Former students of the Rankin Inlet hall will now be able to file for compensation
A boarding home in Rankin Inlet is joining the list of residential schools included under the Indian Residential School Settlement Agreement, following a landmark decision from Nunavut’s Court of Justice.
In the first case of its kind in the territory, Justice Bonnie Tulloch concluded in a decision released Dec. 14 that the Kivalliq Hall—a boarding home for out-of-town students attending the Keewatin Region Education Centre in Rankin Inlet during the mid-1980s—fulfilled requirements for classification as an Indian Residential School.
The decision opens the door for many former students to file for compensation under the IRSSA’s Common Experience Fund: a $1.9-billion fund directing lump-sum payments to survivors of residential schools and created when the Settlement Act was implemented in 2007.
“I find that Canada was at least partially responsible for the administration of Kivalliq Hall through its continued involvement in the delivery of education… and its financial contribution to the construction and operation of the institution,” Tulloch wrote in her decision.
The IRSSA allows for additions to the residential school list if a Superior Court determines that Canada was responsible for the facility’s operation and that children were placed in the care of the residence away from home under the authority of Canada.
The application to include Kivalliq Hall under the IRSSA was brought forward by Nunavut Tunngavik Corp, relying in part on testimony from former Kivalliq Hall student and current Baker Lake MLA, Simeon Mikkungwak.
Mikkungwak was relocated 278 kilometres from his home in Baker Lake to attend high school at the Keewatin Region Education Centre, or KREC, between 1985 and 1989.
“I expected to attend Sir John Franklin High School and live at Akaitcho Hall [in Yellowknife],” Mikkungwak said in his testimony.
“Instead, and immediately before I departed, I was told that I was going to be schooled at KREC and would live at Kivalliq Hall.”
Tulloch noted that Akaitcho Hall is a recognized Indian Residential School, or IRS.
“In my view, diverting students from a recognized IRS to Kivalliq Hall, whether due to lack of space at the former or low enrollment in the latter, invites the inference that this placement was by or under the authority of Canada for the purposes of education,” she said, adding, under that reasoning, Kivalliq Hall falls within the scope of an IRS.

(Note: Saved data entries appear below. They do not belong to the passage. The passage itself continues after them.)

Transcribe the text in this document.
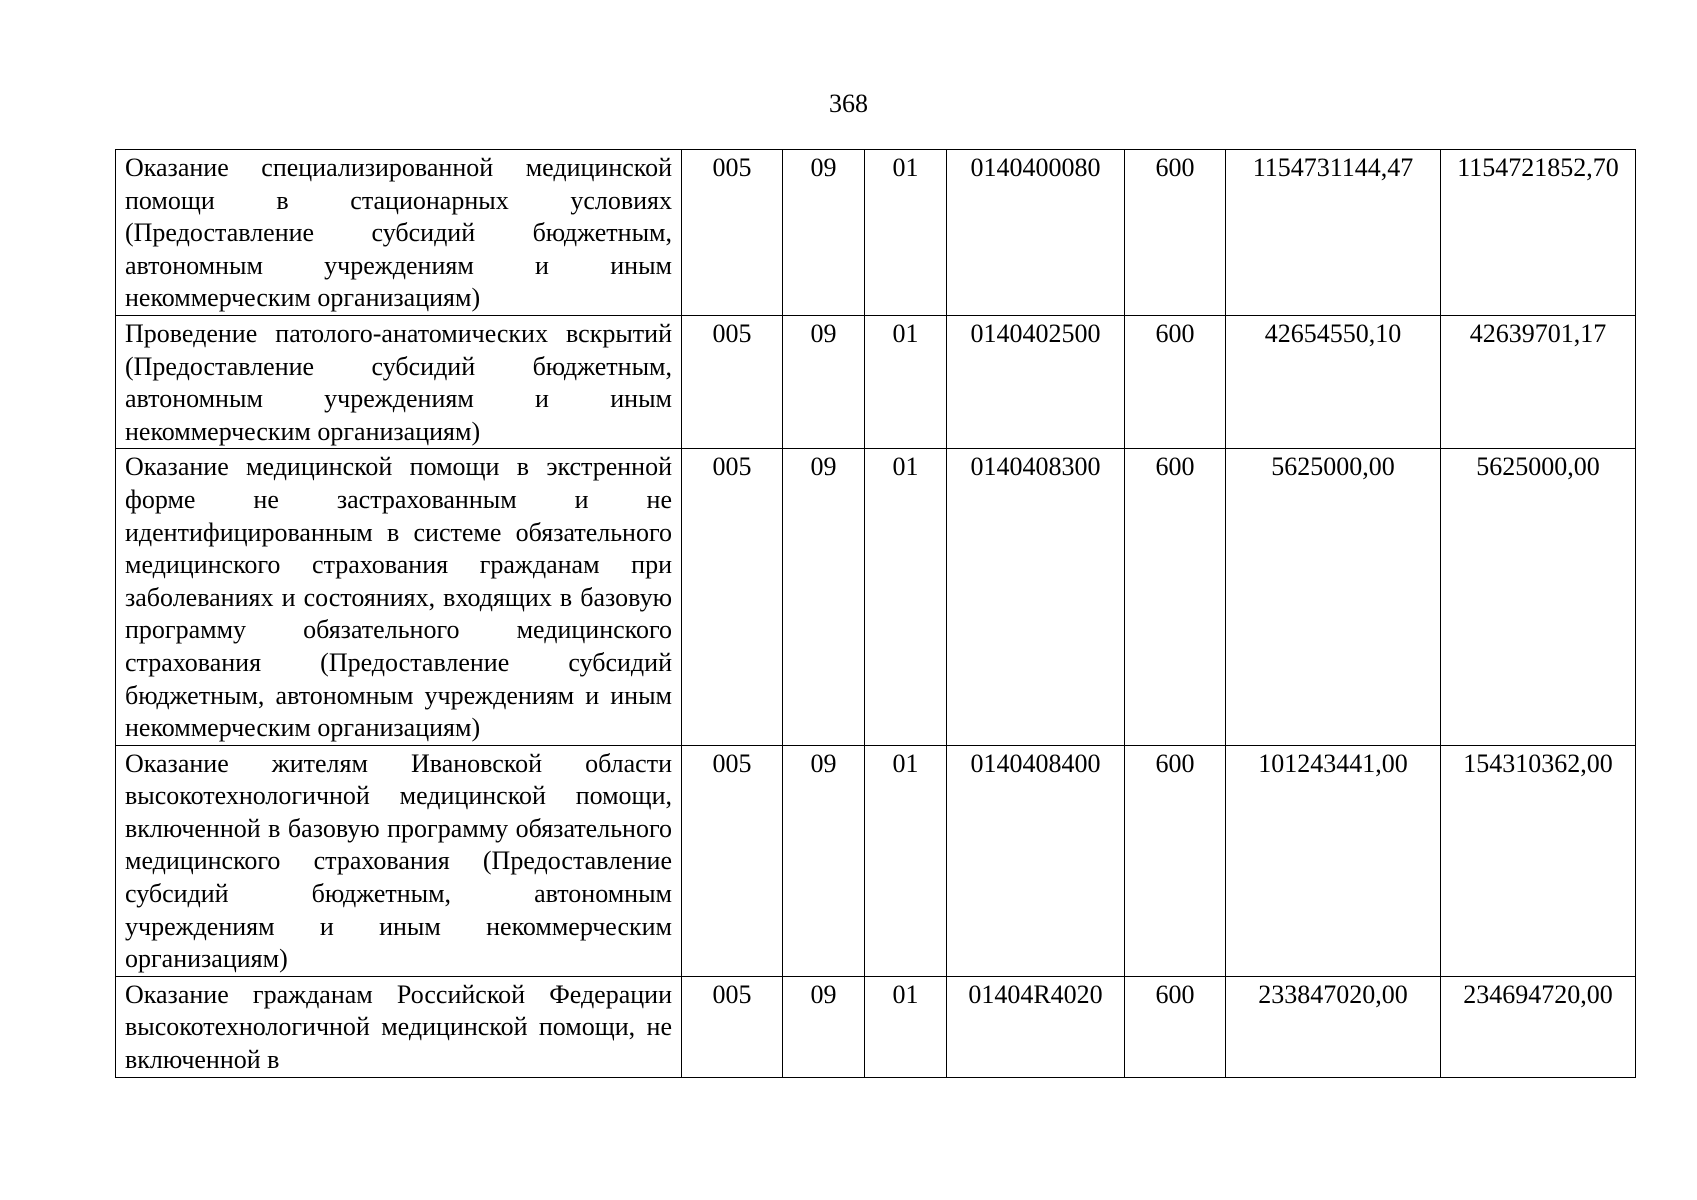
368
Оказание специализированной медицинской помощи в стационарных условиях (Предоставление субсидий бюджетным, автономным учреждениям и иным некоммерческим организациям)	005	09	01	0140400080	600	1154731144,47	1154721852,70
Проведение патолого-анатомических вскрытий (Предоставление субсидий бюджетным, автономным учреждениям и иным некоммерческим организациям)	005	09	01	0140402500	600	42654550,10	42639701,17
Оказание медицинской помощи в экстренной форме не застрахованным и не идентифицированным в системе обязательного медицинского страхования гражданам при заболеваниях и состояниях, входящих в базовую программу обязательного медицинского страхования (Предоставление субсидий бюджетным, автономным учреждениям и иным некоммерческим организациям)	005	09	01	0140408300	600	5625000,00	5625000,00
Оказание жителям Ивановской области высокотехнологичной медицинской помощи, включенной в базовую программу обязательного медицинского страхования (Предоставление субсидий бюджетным, автономным учреждениям и иным некоммерческим организациям)	005	09	01	0140408400	600	101243441,00	154310362,00
Оказание гражданам Российской Федерации высокотехнологичной медицинской помощи, не включенной в	005	09	01	01404R4020	600	233847020,00	234694720,00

In its submissions, the Government of Canada argued that the financing, administration and operation of Kivalliq Hall fell solely under the authority of the Government of the Northwest Territories which, since 1970, had responsibility for all aspects of the education program as the territory moved towards devolution.
But Tulloch disagreed, arguing that while the GNWT was autonomous in name by 1985, in practice it was still largely dependent on the Government of Canada to approve funding for projects such as Kivalliq Hall, as well as the providing of staff for the administration of the facility.
“Though Canada submits that full devolution had occurred by 1984, the record before me does not support this,” she said, arguing that financing for Kivalliq Hall had to go through the federal Treasury Board, after being green-lit by the Commissioner of the Northwest Territories.
At the time, the federal minister of Indian and Northern Affairs was responsible for appointing the Commissioner.
“I find these comments to be indicative of the then-ongoing, not completed, journey toward responsible government and devolution of powers from Canada to the GNWT,” Tulloch added.
Tulloch invited both parties to submit recommendations regarding the extension of CEP applications following the addition of Kivalliq Hall to the list of residential schools.
The deadline for survivors to submit CEP applications under the original IRSSA fell in September 2011.
By December 2012, the Government of Canada reported that approximately 98 per cent of eligible students under the IRSSA had filled for compensation, totaling $1.62 billion.